Poemas y Relatos
Web de poemas y relatos
Poemas y Relatos » poemas » El seminarista de los ojos negros
El seminarista de los ojos negros
Ramos Carrion, Miguel

EL SEMINARISTA DE
LOS OJOS NEGROS

Desde la ventana de un casucho viejo,

abierto en verano, cerrado en el invierno

por vidrios verdosos y plomos espesos,

una salmantina de rubio cabello

y ojos que parecen pedazos de cielo,

mientras la costura mezcla con el rezo,

ve todas las tardes pasar en silencio

los seminaristas que van de paseo.

Baja la cabeza, sin erguir el cuerpo,

marchan en dos filas pausados y austeros,

sin más nota alegre sobre el traje negro

que la beca roja que ciñe su cuello

y que por la espalda casi roza el suelo.

Un seminarista, entre todos ellos,

marcha siempre erguido, con aire resuelto.

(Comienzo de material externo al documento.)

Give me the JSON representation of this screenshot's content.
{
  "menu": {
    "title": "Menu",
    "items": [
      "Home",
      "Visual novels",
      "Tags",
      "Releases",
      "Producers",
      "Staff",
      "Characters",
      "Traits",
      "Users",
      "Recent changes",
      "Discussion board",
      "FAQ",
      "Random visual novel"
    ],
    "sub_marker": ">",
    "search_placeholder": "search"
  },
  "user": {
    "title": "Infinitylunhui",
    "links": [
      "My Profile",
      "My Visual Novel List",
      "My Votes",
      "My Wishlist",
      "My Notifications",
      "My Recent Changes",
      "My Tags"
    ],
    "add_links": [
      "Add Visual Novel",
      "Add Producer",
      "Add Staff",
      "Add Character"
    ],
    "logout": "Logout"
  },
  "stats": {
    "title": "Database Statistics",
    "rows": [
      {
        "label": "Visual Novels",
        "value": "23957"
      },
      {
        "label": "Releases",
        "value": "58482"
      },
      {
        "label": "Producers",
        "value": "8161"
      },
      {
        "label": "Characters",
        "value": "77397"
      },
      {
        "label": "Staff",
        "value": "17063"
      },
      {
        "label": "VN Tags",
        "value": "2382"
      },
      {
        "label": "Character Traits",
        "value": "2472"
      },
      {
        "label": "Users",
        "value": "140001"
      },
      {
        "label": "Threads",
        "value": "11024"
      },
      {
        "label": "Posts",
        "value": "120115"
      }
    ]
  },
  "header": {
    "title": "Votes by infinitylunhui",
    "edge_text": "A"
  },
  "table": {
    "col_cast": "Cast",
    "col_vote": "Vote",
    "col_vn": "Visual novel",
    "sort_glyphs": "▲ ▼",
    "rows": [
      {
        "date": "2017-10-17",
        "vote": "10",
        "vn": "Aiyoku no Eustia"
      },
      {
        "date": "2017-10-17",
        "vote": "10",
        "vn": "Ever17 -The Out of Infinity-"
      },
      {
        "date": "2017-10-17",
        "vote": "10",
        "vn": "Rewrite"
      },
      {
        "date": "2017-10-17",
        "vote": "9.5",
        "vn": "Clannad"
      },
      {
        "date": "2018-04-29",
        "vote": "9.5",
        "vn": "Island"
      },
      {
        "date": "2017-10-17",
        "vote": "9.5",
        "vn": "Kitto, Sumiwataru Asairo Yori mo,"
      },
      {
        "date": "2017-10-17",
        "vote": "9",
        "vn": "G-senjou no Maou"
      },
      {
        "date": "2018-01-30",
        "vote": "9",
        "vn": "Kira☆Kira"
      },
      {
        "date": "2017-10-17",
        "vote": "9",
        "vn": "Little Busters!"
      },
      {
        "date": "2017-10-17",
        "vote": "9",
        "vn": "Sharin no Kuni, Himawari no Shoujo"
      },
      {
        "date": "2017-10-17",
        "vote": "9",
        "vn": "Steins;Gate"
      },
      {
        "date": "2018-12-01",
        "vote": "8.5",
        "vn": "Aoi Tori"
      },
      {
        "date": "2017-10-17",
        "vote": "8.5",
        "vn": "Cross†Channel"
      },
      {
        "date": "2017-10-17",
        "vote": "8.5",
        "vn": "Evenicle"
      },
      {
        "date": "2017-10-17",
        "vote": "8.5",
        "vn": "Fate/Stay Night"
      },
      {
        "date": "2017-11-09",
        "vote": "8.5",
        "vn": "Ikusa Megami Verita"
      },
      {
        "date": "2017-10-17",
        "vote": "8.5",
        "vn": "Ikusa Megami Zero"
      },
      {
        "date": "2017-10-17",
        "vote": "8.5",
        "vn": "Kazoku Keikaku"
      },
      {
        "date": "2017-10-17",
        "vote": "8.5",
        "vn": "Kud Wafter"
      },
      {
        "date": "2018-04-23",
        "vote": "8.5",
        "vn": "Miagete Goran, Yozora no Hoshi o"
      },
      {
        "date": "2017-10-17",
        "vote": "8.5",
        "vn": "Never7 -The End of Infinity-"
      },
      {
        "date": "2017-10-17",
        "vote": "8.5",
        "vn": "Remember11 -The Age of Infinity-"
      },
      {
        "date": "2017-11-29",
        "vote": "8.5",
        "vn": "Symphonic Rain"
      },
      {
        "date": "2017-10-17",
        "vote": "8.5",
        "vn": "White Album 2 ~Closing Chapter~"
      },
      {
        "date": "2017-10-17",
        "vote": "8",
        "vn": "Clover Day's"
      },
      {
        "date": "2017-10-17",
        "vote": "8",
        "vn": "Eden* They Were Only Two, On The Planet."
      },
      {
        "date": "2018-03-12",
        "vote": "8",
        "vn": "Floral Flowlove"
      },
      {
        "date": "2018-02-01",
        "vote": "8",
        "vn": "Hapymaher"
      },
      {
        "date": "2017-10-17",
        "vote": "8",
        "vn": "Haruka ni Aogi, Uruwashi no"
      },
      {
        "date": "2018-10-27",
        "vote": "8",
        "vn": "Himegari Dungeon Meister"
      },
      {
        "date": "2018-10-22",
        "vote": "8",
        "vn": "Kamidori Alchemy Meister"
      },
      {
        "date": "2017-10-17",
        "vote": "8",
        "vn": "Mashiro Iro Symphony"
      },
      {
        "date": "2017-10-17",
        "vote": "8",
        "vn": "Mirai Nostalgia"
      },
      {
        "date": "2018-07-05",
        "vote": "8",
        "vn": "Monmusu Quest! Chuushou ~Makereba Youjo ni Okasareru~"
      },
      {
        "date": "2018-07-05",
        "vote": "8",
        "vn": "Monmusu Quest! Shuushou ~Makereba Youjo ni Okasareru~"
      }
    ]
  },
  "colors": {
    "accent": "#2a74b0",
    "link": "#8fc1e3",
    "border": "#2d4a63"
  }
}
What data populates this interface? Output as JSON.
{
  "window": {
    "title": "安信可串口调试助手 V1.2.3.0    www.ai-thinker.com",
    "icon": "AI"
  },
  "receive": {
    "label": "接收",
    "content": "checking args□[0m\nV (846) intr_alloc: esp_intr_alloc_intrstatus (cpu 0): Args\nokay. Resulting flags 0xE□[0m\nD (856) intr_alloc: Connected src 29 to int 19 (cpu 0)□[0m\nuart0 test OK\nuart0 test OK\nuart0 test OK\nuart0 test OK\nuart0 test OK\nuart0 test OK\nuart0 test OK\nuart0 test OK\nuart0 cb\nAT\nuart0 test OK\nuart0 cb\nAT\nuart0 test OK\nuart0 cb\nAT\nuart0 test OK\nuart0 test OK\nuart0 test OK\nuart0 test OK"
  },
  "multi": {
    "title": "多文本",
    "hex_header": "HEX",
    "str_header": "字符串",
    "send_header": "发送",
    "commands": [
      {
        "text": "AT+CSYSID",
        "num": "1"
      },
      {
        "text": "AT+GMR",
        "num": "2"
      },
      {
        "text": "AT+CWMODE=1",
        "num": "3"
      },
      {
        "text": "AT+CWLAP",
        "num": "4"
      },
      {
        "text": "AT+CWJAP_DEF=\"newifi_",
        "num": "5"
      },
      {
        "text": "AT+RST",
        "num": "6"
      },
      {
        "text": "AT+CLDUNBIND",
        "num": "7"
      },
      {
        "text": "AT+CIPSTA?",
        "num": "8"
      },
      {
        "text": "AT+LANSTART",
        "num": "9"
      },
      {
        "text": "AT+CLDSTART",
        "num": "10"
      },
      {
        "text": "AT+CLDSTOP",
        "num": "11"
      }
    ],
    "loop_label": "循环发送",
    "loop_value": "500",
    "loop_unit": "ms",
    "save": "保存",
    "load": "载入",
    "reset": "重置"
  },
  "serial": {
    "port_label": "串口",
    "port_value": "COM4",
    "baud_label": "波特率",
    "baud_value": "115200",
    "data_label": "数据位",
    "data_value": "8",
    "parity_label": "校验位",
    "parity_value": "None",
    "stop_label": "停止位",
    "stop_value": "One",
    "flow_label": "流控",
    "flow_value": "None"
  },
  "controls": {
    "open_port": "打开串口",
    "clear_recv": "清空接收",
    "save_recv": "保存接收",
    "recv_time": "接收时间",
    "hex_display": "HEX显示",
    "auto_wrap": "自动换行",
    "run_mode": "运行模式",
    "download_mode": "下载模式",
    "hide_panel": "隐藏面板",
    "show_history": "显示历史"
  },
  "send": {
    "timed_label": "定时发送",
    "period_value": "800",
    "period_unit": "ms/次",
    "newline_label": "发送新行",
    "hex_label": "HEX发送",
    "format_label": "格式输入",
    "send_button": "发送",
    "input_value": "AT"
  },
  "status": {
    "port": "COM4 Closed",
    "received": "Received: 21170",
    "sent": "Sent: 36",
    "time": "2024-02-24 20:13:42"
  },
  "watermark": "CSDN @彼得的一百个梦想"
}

La negra sotana dibuja su cuerpo

gallardo y airoso, flexible y esbelto.

Él solo, a hurtadillas y con el recelo

de que sus miradas observen los clérigos

desde que en la calle vislumbra a lo lejos

a la salmantina de rubio cabello

la mira muy fijo, con mirar intenso.

Y siempre que pasa le deja el recuerdo

de aquella mirada de sus ojos negros.

Monótono y tardo va pasando el tiempo

y muere el estío y el otoño luego,

y vienen las tardes plomizas de invierno.

Desde la ventana del casucho viejo,

siempre sola y triste, rezando y cosiendo,

una salmantina de rubio cabello

ve todas las tardes pasar en silencio

los seminaristas que van de paseo.

Pero no ve a todos; ve sólo a uno de ellos,

su seminarista de los ojos negros.

Cada vez que pasa, gallardo y esbelto,

observa la niña que pide aquel cuerpo

marciales arreos.

Cuando en ella fija sus ojos abiertos

con vivas y audaces miradas de fuego,

parece decirle: «¡TE QUIERO…, te quiero!…

¡Yo no he de ser cura, yo no puedo serlo!…

¡Si yo no soy tuyo, me muero, me muero!…»

A la niña entonces se le oprime el pecho,

la labor suspende y olvida los rezos,

y ya vive sólo en su pensamiento

el seminarista de los ojos negros.

En una lluviosa mañana de invierno

la niña que alegre saltaba del lecho

oyó tristes cánticos y fúnebres rezos:

por la angosta calle pasaba un entierro.

Un seminarista, sin duda, era el muerto,

pues cuatro llevaban en hombros el féretro

con la beca roja encima cubierto,

y sobre la beca el bonete negro.

Con sus voces roncas cantaban los clérigos;

los seminaristas iban en silencio,

siempre en dos filas hacia el cementerio,

como por las tardes al ir de paseo.

La niña, angustiada miraba el cortejo:

los conoce a todos a fuerza de verlos.

Sólo, sólo faltaba entre ellos

recuerda muy triste las tardes de antaño,

¡al seminarista de los ojos negros!…

¡el seminarista de los ojos negros!…

Corrieron los años, pasó mucho tiempo…

y allí en la ventana del casucho viejo

una pobre anciana de blancos cabellos,

con la tez rugosa y encorvado el cuerpo,

mientras la costura mezcla con el rezo.